I often have to work with old papers and they often come either as bad transparent text over image or just a scan. OCR in DT is OK for text and sometimes produces better text for existing transparent text.
The problem is that OCR reduces image quality a lot. What was a crisp scan becomes a blurry mush.
What’s more, it doesn’t even reduce file size. Original (before) is 365.1 KB, OCR is 971.4 KB.
Increasing resolution to 300 dpi produces better images but results in a 2.9 MB file. 8x the size! It’s not a complete dealbreaker but is a little unreasonable for a 6 page paper. When it comes to bigger papers or books it gets somewhat ridiculous.
Is there a way to keep original scans in place and only add text over them?
I guess if you did it you could spot the differences and then post that information here. Those differences might not be detected and DEVONthink might appreciate hearing.
It’s worth noting that this is how PDFPen does OCR - it adds an editable text layer over the image in the PDF file. It also can remove existing text layers if you want to re-OCR a page or document in case the original OCR had problems.
Editing the OCR layer is a feature of PDFPen Pro. Setapp mentions only PDFPen, without the Pro. Although Setapp says that one can edit the OCR layer. Confusing.
It is normal that an OCR software adds a text layer to the PDF, but quite a few such apps are unable to preserve the scanned images as-is, which is a serious limitation that a lot of OCR apps for the Mac suffer from, including what’s bundled with DEVONthink. Often this comes from being based on Apple’s PDFKit software framework which can read, but apparently cannot write the bi-level JBIG2 and CCITT Group 4 fax compression codecs which are typically used for “black text on white background” scans.
The expensive Acrobat PDF software is said to do this properly, and OCRKit (http://ocrkit.com) can do it, too, at least it did work with the documents I processed with it in autumn 2020.
I too have this issue. However, an earlier thread titled “After OCR, PDF reduces size a lot” indicates the problem has been fixed. How do we get the fixed code?

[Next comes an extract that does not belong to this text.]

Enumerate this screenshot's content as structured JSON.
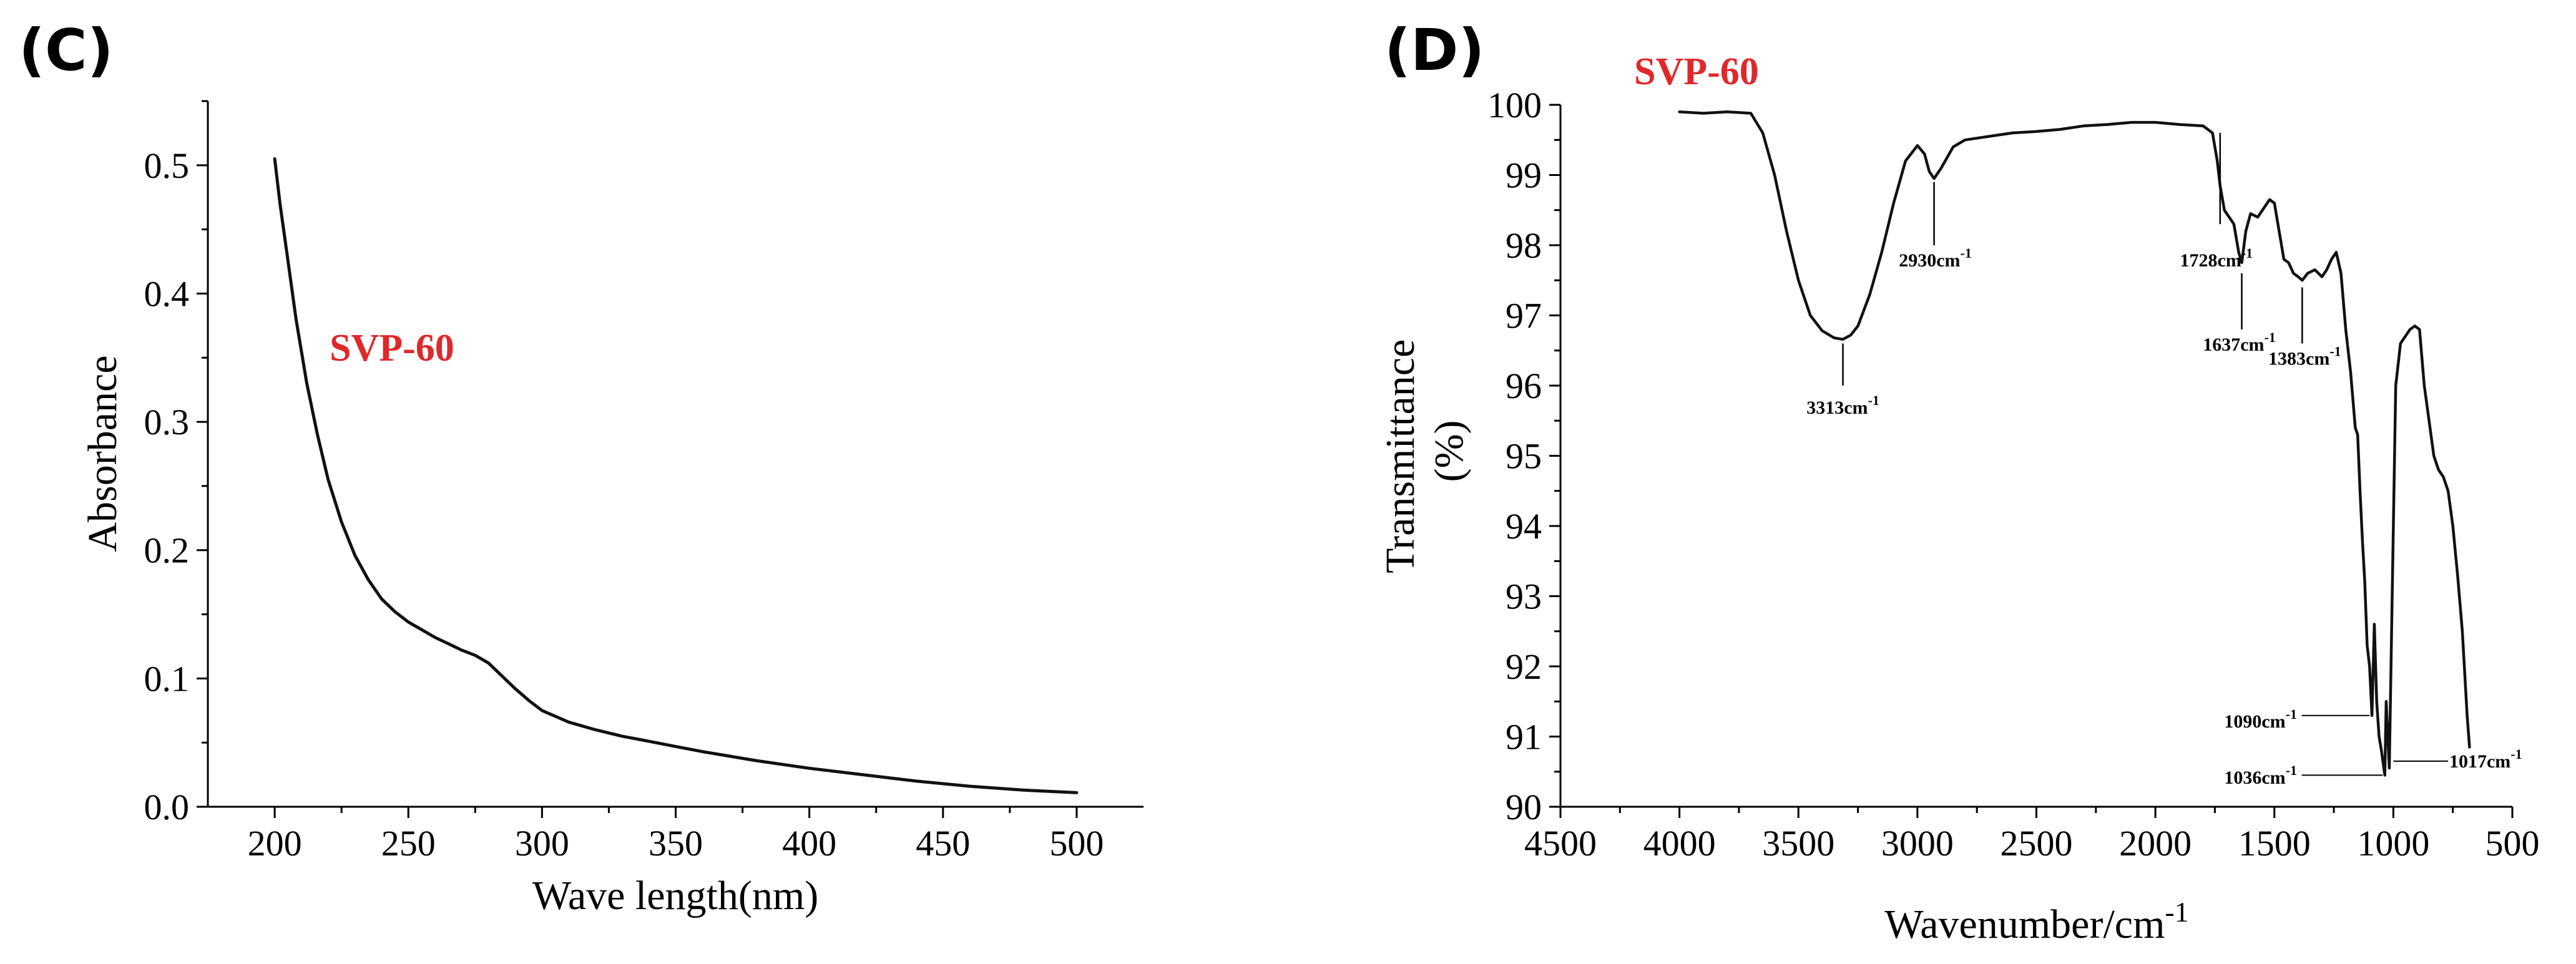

Hello. Has there been any updates on this topic? I have DT 3.7.2 and see a definite reduction of crispness after having the builtin OCR engine add the text layer, even with DPI set to 300.
Do you have an ETA, or an interim workaround? From this thread, I see you have been waiting for at least 8 months for this ABBYY update.
My wife is not happy with the fuzzy results of her OCRed documents. I notice it myself, but her eyes are much more sensitive to it, and it bugs her much more.